Dallo scaffale alla nuvola. Archiviazione e creatività oggi

La lecture ha avuto luogo all’interno del workshop interdisciplinare promosso dal Quasar Design University dal titolo: “Umano, sovrumano, postumano. Dispositivi per lo Human Enhancement” (Roma, 19.02/2.03.2018). Obiettivo del workshop è quello di far riflettere gli studenti sul cambiamento, in epoca contemporanea, del luogo dedicato al pensiero e la creatività. In epoca umanistica, tale luogo era fisico e coincideva con il cosiddetto studiolo. Oggi, in un momento in cui il sapere si è completamente smarterializzato, come progettare un luogo deputato a questo scopo?

Immaginare un luogo ideale deputato al pensiero creativo, la sua progettazione, in un’epoca come la nostra, in cui la categoria stessa del pensiero è in discussione, non è facile. Il mio contributo al workshop, quindi, non sarà di carattere fattivo. Non offrirò degli strumenti per risolvere dei dilemmi, ma sarà piuttosto di carattere concettuale, volendo contribuire a stimolarli, alcuni di quei dilemmi. Attraverso un piccolo viaggio fatto di idee, architetture, cinema e televisione, cercherò di mostrare ai nostri designer del futuro alcuni fattori di cambiamento su cui è ormai impossibile non riflettere. Sperando che siano di stimolo al progetto.

Questo viaggio parte dall’inizio. E l’inizio coincide con uno spunto imprescindibile di riflessione quando si parla di ‘pensatoi’, e cioè il famoso studiolo dell’umanista. Un ambiente privato che il nobile intellettuale si ritagliava per coltivare i propri interessi culturali. Elitario, veniva allestito in modo da isolare il nobile dal mondo esterno ed agevolare la propria attività creativa. Lo spazio era abbigliato da oggetti ed orpelli, spesso molto preziosi, in grado di aiutare la stimolazione del pensiero. Sono giunte a noi famose testimonianze architettoniche di questi spazi. Probabilmente il più noto è lo studiolo di Federico di Montefeltro, conte di Urbino, ma altrettanto affascinanti erano anche lo studiolo di Isabella d’Este, o Cosimo de’Medici, e così via.
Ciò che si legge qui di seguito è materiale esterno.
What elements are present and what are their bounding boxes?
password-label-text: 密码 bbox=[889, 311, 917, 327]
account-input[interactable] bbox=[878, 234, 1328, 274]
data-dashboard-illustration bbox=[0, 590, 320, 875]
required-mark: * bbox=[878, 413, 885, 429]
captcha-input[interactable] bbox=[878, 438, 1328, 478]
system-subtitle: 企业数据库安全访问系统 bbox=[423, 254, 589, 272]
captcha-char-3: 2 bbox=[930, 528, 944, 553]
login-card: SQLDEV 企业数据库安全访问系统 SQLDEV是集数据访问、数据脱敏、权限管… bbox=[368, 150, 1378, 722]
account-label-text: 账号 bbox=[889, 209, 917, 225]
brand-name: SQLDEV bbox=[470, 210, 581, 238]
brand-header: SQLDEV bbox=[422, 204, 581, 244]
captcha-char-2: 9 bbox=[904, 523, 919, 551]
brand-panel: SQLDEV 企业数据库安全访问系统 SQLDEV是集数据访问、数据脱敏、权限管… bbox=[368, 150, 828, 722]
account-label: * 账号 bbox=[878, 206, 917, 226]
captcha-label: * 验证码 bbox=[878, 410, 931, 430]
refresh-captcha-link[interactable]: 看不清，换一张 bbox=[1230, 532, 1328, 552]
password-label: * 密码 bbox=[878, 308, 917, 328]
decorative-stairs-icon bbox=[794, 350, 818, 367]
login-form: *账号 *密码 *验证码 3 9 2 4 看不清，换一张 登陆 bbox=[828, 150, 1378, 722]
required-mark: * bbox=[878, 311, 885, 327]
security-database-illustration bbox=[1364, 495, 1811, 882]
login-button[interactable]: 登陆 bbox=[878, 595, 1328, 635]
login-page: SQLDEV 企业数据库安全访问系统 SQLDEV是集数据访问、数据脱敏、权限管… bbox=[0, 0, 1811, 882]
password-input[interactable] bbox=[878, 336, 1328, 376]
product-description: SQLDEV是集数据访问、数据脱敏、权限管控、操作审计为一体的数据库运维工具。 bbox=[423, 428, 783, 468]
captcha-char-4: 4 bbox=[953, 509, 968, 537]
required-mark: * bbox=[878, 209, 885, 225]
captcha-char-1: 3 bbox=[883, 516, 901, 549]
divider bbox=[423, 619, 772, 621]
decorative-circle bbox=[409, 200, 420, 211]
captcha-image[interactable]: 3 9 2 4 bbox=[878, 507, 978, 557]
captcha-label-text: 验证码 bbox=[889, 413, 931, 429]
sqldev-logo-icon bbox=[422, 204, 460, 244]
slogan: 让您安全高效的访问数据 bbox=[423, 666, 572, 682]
L’allestimento di uno spazio così concepito, si fonda su almeno tre presupposti. Il primo  è che esiste una separazione netta tra il soggetto creativo/creatore, pensante e l’oggetto depositario della memoria che lo aiuta nel processo creativo. Poiché qualsiasi innovazione, anche la più originale, si fonda su un sapere pregresso che il creativo non può ignorare, all’interno dello studiolo questi strumenti del sapere si trasformano in oggetti da consultare. Libri, disegni, schizzi, prototipi, oggetti preziosi e rari. Di fatto, si tratta di elementi dotati di una propria vita materiale, che hanno un posto all’interno della stanza e che aiutano ad arricchire la competenza  e la conoscenza del proprietario dello spazio, quando decide di interagire con essi. Il secondo è che questo processo di raccolta di oggetti, collezione, acquisizione della informazioni, elaborazione e creazione, avviene in totale solitudine ed isolamento dal mondo esterno. L’artista, il pensatore lascia il mondo fuori dallo studiolo per raccogliersi intimamente nei suoi pensieri. Il terzo, riguarda lo spazio. Ritagliare una stanza all’interno di una proprietà privata per dedicarsi a se stessi e alla propria cultura, indica la chiara necessità di uno spazio fisico accogliente per esprimersi al meglio.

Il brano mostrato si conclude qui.